Leading a staff team is an art. Get it wrong and you have a mutiny on your hands, get it right and you have an office full of happy productive staff! Throughout your working life you will have come across inspirational managers and some that are really bad, to put it mildly. When put into a manager or leadership role it’s important to step back a little and consider how to get the best from your team in order to create a productive environment.
There are a number of management styles and the one you adopt will very much depend on your business sector and your own personality. It is worth getting some training on how to manage staff effectively such as the online supply chain management degree. You will learn valuable skills on how to manage a staff team and communicate effectively with clients and customers.
Here are some of the most recognised management styles, often you may need to be flexible enough to use a combination of styles depending on the situation you are dealing with.
A visionary manager promotes a creative atmosphere within a staff team. The manager conveys a vision to the team along with clear identified goals, the staff team are then allowed to be creative in reaching the goal. This style of leadership encourages innovation and it also places a sense of ownership to the team, encouraging commitment and determination. The manager will check at regular intervals to ensure the team remains on track with regards to the vision, but will not tell a team how to achieve it.

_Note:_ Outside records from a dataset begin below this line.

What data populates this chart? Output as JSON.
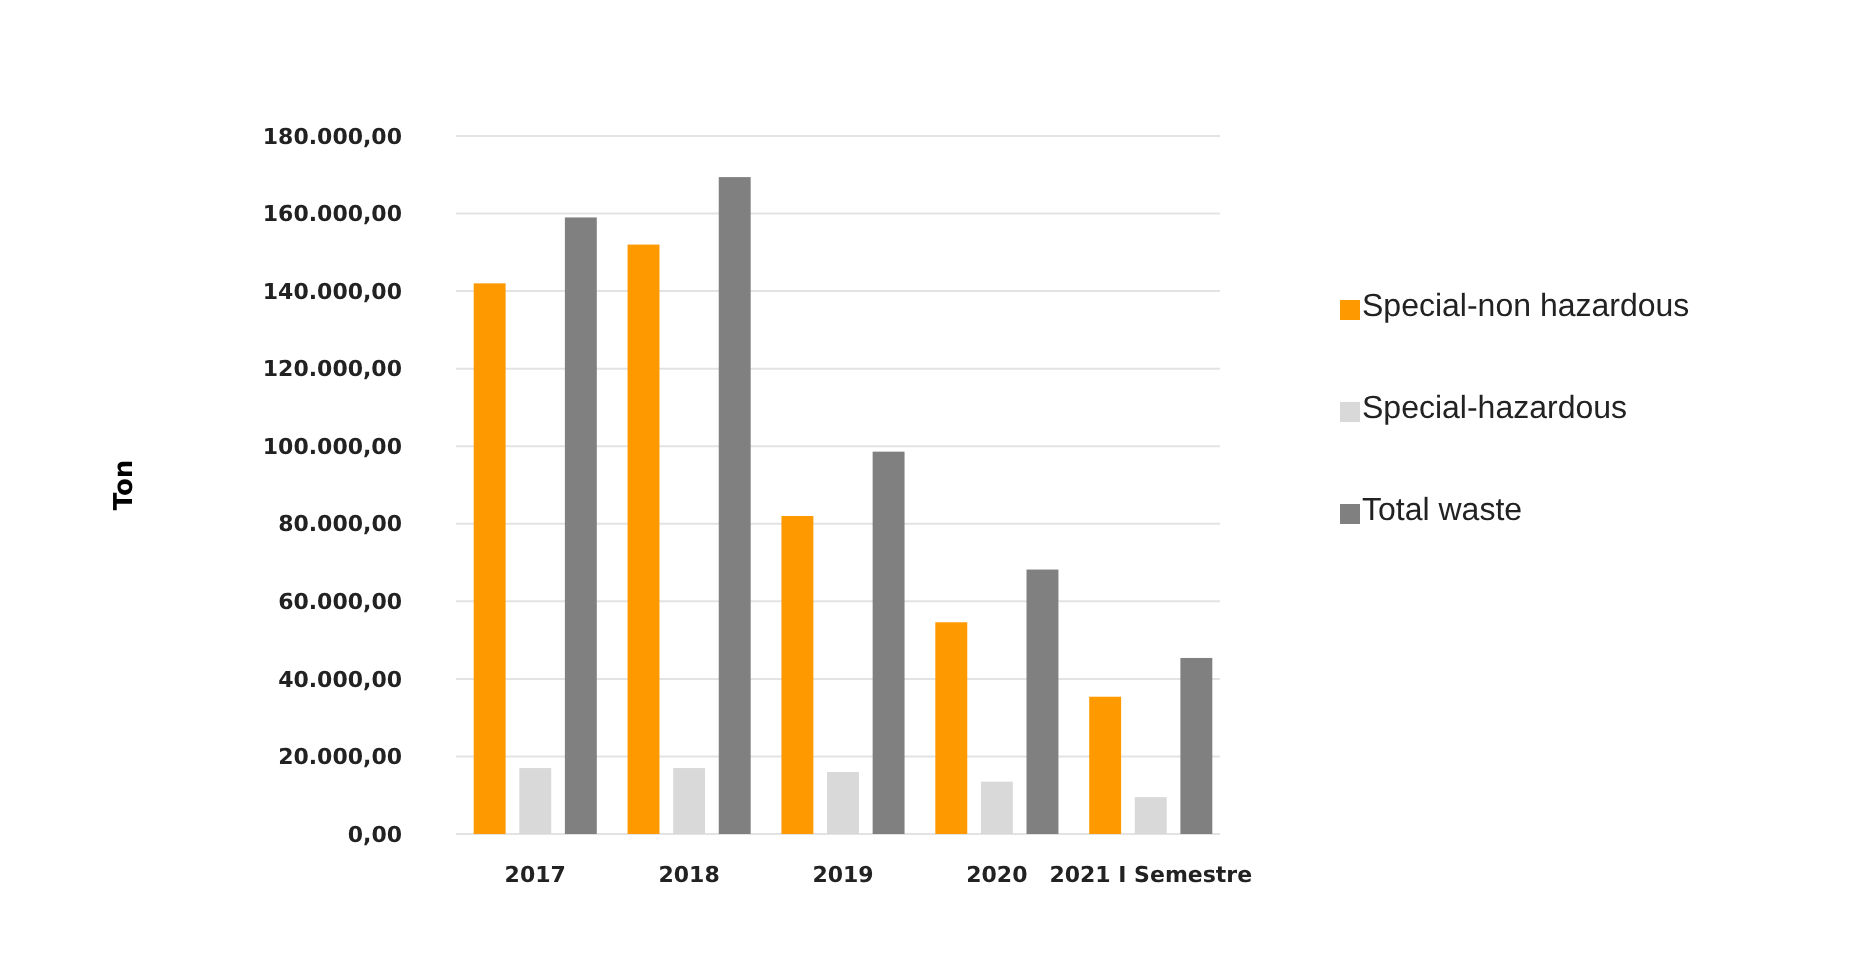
{
  "chart_data": {
    "type": "bar",
    "ylabel": "Ton",
    "categories": [
      "2017",
      "2018",
      "2019",
      "2020",
      "2021 I Semestre"
    ],
    "series": [
      {
        "name": "Special-non hazardous",
        "color": "#ff9900",
        "values": [
          142000,
          152000,
          82000,
          54600,
          35400
        ]
      },
      {
        "name": "Special-hazardous",
        "color": "#d9d9d9",
        "values": [
          17000,
          17000,
          16000,
          13500,
          9500
        ]
      },
      {
        "name": "Total waste",
        "color": "#808080",
        "values": [
          159000,
          169400,
          98600,
          68200,
          45400
        ]
      }
    ],
    "ylim": [
      0,
      180000
    ],
    "yticks": [
      {
        "value": 0,
        "label": "0,00"
      },
      {
        "value": 20000,
        "label": "20.000,00"
      },
      {
        "value": 40000,
        "label": "40.000,00"
      },
      {
        "value": 60000,
        "label": "60.000,00"
      },
      {
        "value": 80000,
        "label": "80.000,00"
      },
      {
        "value": 100000,
        "label": "100.000,00"
      },
      {
        "value": 120000,
        "label": "120.000,00"
      },
      {
        "value": 140000,
        "label": "140.000,00"
      },
      {
        "value": 160000,
        "label": "160.000,00"
      },
      {
        "value": 180000,
        "label": "180.000,00"
      }
    ],
    "grid": "y",
    "legend": "right"
  }
}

If a staff team is experienced and skilled this is a perfect management style that will really draw the best from the staff. If your team is new and inexperienced the total “hands off” approach may cause certain team members to fail and cause a certain amount of stress. There is also the risk of staff becoming complacent and do as little as possible to reach the goal.
A democratic manager recognises that every team member has a particular skill and will build on the fact to enable the team to reach a goal. Reward and praise for work well done is used regularly and the team is normally committed, productive and motivated. Decisions are reached by meeting with the whole team and every voice is heard. This tactic is excellent for progressing a business forward, as ideas are welcomed and built upon.
Every person working under the direction of a democratic manager feels valued and morale is normally high. There are downsides though and these include the amount of work placed on the managers shoulders, in being “hands on” throughout the process. Progress can also be quite slow as it takes time to get everyone together in order to hear everyone’s views.
Often branded as the least effective management style, the autocratic manager will be directive in the extreme, not allowing the team to deviate or have input on the tasks given to them. Morale can be quite low and praise is not a regular feature. This style of management has it’s uses if there is a strict deadline to adhere to.
It’s excellent practice to discover what style of manager you are naturally drawn towards and then develop skills to broaden your skills on staff management.